The claimant appealed against that decision contending that the two areas of land which were the subject of its separate planning permissions/applications should be treated as separate sites for the purposes of the affordable housing threshold, applying the criteria in R (on the application of City of Westminster) v First Secretary of State and Brandlord Ltd [2002] EWHC 2725; [2003] JPL 1066. The second defendants argued that if landowners were able to subdivide sites artificially, they could avoid requirements for the provision of affordable housing and make it difficult to secure any such housing in rural settlements. An inspector appointed by the first defendant secretary of state dismissed the appeal, concluding that the two areas were part of the overall area of land formerly occupied by the public house.
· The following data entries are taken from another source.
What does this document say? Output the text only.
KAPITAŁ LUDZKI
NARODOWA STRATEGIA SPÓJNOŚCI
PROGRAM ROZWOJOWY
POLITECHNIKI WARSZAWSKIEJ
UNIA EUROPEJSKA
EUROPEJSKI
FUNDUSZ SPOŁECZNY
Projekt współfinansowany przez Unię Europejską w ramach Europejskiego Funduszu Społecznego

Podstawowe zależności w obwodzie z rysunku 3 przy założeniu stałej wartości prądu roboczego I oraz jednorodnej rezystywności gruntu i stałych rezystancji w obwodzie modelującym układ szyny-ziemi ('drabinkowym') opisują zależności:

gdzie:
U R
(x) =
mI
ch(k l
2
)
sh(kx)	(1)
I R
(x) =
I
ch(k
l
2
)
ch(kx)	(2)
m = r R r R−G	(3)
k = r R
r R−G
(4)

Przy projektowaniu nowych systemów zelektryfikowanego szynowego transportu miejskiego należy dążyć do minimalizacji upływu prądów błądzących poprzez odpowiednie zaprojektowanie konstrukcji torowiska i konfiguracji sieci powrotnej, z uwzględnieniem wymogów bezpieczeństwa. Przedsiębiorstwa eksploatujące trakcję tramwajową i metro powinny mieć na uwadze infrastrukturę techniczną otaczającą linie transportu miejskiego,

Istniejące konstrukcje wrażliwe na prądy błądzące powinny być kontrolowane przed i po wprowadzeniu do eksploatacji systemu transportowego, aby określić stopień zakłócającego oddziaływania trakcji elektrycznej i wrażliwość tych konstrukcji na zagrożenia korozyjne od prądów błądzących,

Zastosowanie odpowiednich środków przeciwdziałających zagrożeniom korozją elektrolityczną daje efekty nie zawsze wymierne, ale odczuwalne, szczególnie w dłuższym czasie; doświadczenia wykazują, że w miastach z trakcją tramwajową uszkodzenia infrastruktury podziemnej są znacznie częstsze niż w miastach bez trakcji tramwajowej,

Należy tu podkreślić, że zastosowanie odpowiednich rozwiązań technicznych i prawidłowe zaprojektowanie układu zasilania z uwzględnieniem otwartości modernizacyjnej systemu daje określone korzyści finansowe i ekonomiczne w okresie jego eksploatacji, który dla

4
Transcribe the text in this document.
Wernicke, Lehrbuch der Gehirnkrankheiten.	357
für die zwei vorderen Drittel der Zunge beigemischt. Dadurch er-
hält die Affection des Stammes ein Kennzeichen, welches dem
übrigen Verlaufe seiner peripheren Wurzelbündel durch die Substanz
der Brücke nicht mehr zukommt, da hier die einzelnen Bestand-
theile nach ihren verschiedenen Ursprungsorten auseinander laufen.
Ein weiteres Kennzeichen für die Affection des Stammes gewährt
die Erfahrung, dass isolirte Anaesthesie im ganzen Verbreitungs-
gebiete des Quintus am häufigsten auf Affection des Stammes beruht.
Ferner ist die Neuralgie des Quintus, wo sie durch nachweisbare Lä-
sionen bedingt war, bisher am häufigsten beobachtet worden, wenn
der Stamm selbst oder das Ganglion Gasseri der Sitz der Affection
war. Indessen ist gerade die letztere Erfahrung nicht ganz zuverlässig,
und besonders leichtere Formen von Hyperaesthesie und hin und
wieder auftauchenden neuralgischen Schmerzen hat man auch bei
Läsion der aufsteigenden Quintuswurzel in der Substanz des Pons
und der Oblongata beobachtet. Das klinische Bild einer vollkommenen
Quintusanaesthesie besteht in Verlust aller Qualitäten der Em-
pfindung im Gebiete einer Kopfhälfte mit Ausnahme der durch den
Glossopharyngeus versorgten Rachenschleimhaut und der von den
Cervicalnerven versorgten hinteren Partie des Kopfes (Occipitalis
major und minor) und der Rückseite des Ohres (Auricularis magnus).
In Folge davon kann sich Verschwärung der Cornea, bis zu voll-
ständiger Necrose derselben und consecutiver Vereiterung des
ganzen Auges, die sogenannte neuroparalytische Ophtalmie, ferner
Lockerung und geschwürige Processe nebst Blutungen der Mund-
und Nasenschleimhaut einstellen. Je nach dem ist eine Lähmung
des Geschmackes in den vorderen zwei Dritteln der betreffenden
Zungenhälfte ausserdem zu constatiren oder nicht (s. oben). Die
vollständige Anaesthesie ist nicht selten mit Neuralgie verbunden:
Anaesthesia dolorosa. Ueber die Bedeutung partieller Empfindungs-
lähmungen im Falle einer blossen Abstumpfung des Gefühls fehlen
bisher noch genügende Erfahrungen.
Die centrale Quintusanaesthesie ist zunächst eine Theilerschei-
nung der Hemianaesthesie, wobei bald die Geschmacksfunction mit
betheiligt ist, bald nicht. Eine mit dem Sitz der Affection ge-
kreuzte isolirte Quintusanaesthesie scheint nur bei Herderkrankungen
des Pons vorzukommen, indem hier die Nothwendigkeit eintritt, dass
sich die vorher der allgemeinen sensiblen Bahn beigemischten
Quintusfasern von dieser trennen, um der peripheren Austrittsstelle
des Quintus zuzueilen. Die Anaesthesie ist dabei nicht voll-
The claimant sought to challenge that decision by an application for statutory review under section 288 of the 1990 Act contending, among other things, that on its true interpretation policy HOU13 did not provide for the aggregation of areas of land for development when applying the threshold for affordable housing. Accordingly, the inspector had erred in law by treating each of the two development areas as forming part of a larger site.

Held: The application was dismissed.

(1) The inspector’s decision to use the three criteria in Brandlord involved the use of his judgment in the application of the “phased development” criterion in the local planning policy. Such a judgment could only have been criticised on grounds of irrationality which might include a failure to take into account an obviously relevant consideration or taking into account a consideration which was legally irrelevant. No such challenge was made in Brandlord. It was the very nature of the exercise of judgment or discretion that a range of different conclusions might lawfully be open to different decision-makers presented with a given set of circumstances or facts. Thus, Brandlord did not lay down any principle or rule that circumstances of the kind there considered had to be treated as involving separate developments for the purposes of applying an affordable housing policy threshold. All that happened in the present case was that the parties were content to present their respective cases under the same three criteria and the inspector chose to reach his decision by reference to them. As a matter of legal principle a different inspector presented with the same facts as in Brandlord might have come to a different conclusion: Secretary of State for Education and Science v Tameside Metropolitan Borough Council [1977] AC 1014 and R (on the application of Faraday Development Ltd) v West Berkshire Council [2016] EWHC 2166 (Admin); [2016] PLSCS 240 applied.

(2) Policy HOU13 stated that the second defendants would seek to negotiate with developers for the provision of an element of affordable housing on sites in excess of stated thresholds. However, the policy itself supplied no definitions for what was to be treated as affordable housing or the element which was required or to be negotiated, or the meaning of sites (which was not restricted to an application site). Beyond that, it was to some extent a matter of planning judgment as to how the term was to be applied. The explanatory text helped to elucidate what was meant by the language of the policy. It did not involve the imposition of a policy requirement absent from the policy itself. By definition, unless the explanatory material of a local plan merely repeated what was already contained in the policy, it would typically add provisions not contained in the policy. The supporting text was not limited to reasoned justification; it might include description and explanation. The word “elaboration” within the ambit of the policy of a local plan was permissible. The affordable housing definition provided an example of additional text which explained what was meant by language used in policy HOU13. That was in stark contrast to R (on the application of Cherkley Campaign Ltd) v Mole Valley District Council [2014] EWCA Civ 567; [2014] 2 EGLR 98; [2014] EGILR 35, where the subject of need, let alone a requirement to demonstrate need, was not mentioned in the policy at all.

Anthony Crean QC and Killian Garvey (instructed by Shoosmiths) appeared for the claimant; Ned Westaway (instructed by the Government Legal Department) appeared for the defendants.